Eso no está a discusión. Sus hijas e hijos son todos personas de calidad a prueba en sus áreas de pertinencia, gracias a él. Toda su estirpe, hijos, yernos, nueras, nietos, biznietos, somos gente de bien, de trabajo y honestidad. Dedicados al pensamiento o a la acción. Eso no es sorpresa alguna. Yo soy quien soy y no me parezco a naiden, dice la canción que Pedro Infante hizo famosa. Pero yo no puedo ser diferente a mi padre.
Sin embargo, hay otro asunto que en este tiempo es fundamental: Don Ricardo es un ejemplo paradigmático de la clase media.
Esa clase media que nació pobre como Don Ricardo y que -como dice sin faltar a la verdad, cosa desusada, el presidente López- es aspiracional, egoísta, quiere una mejor condición de vida, quiere tener casa propia, zapatos nuevos, mejor ropita, estudiar en el extranjero -como yo pude hacerlo gracias al apoyo de mi papá – si se puede, un auto del año, ir de vacaciones a Acapulco o a mejor lugar caso que lo haya… ¿qué les puedo decir que no sepan?
M papá, con millones de otros, marcó el rumbo que define a los nuestros, estableciendo que los mexicanos somos así, una clase media, o en el camino o el sueño de serla. Y que no nos da vergüenza.

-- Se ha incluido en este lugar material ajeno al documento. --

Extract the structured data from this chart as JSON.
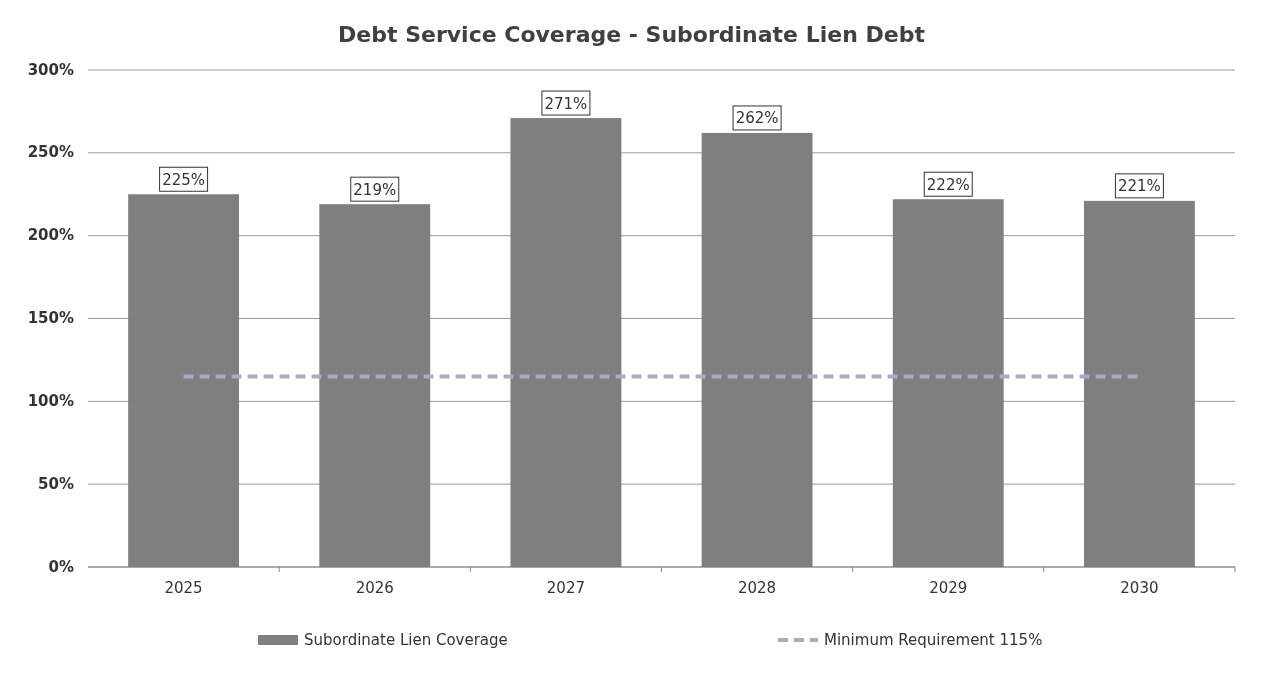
{
  "chart_data": {
    "type": "bar",
    "title": "Debt Service Coverage - Subordinate Lien Debt",
    "categories": [
      "2025",
      "2026",
      "2027",
      "2028",
      "2029",
      "2030"
    ],
    "series": [
      {
        "name": "Subordinate Lien Coverage",
        "color": "#7f7f7f",
        "values": [
          225,
          219,
          271,
          262,
          222,
          221
        ],
        "value_labels": [
          "225%",
          "219%",
          "271%",
          "262%",
          "222%",
          "221%"
        ]
      },
      {
        "name": "Minimum Requirement 115%",
        "type": "line",
        "color": "#a8adc2",
        "line_style": "dashed",
        "marker": "none",
        "values": [
          115,
          115,
          115,
          115,
          115,
          115
        ]
      }
    ],
    "ylim": [
      0,
      300
    ],
    "yticks": [
      {
        "value": 0,
        "label": "0%"
      },
      {
        "value": 50,
        "label": "50%"
      },
      {
        "value": 100,
        "label": "100%"
      },
      {
        "value": 150,
        "label": "150%"
      },
      {
        "value": 200,
        "label": "200%"
      },
      {
        "value": 250,
        "label": "250%"
      },
      {
        "value": 300,
        "label": "300%"
      }
    ],
    "grid": "y",
    "legend": "bottom"
  }
}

Si me diera vergüenza mis aspiraciones, todos mis sueños, el deseo de que mi gente -no sólo mi familia, sino todo mi país- viva mejor, le estaría faltando al respeto a mi papá.
Y eso, yo no me lo permito.
PARA LA MAÑANERA (porque no me dejan entrar sin tapabocas): Con todo respeto, Señor Presidente, se necesita una caradura enorme para decir que hay una clase media buena y otra perversa como dijo usted en su mañanera del lunes.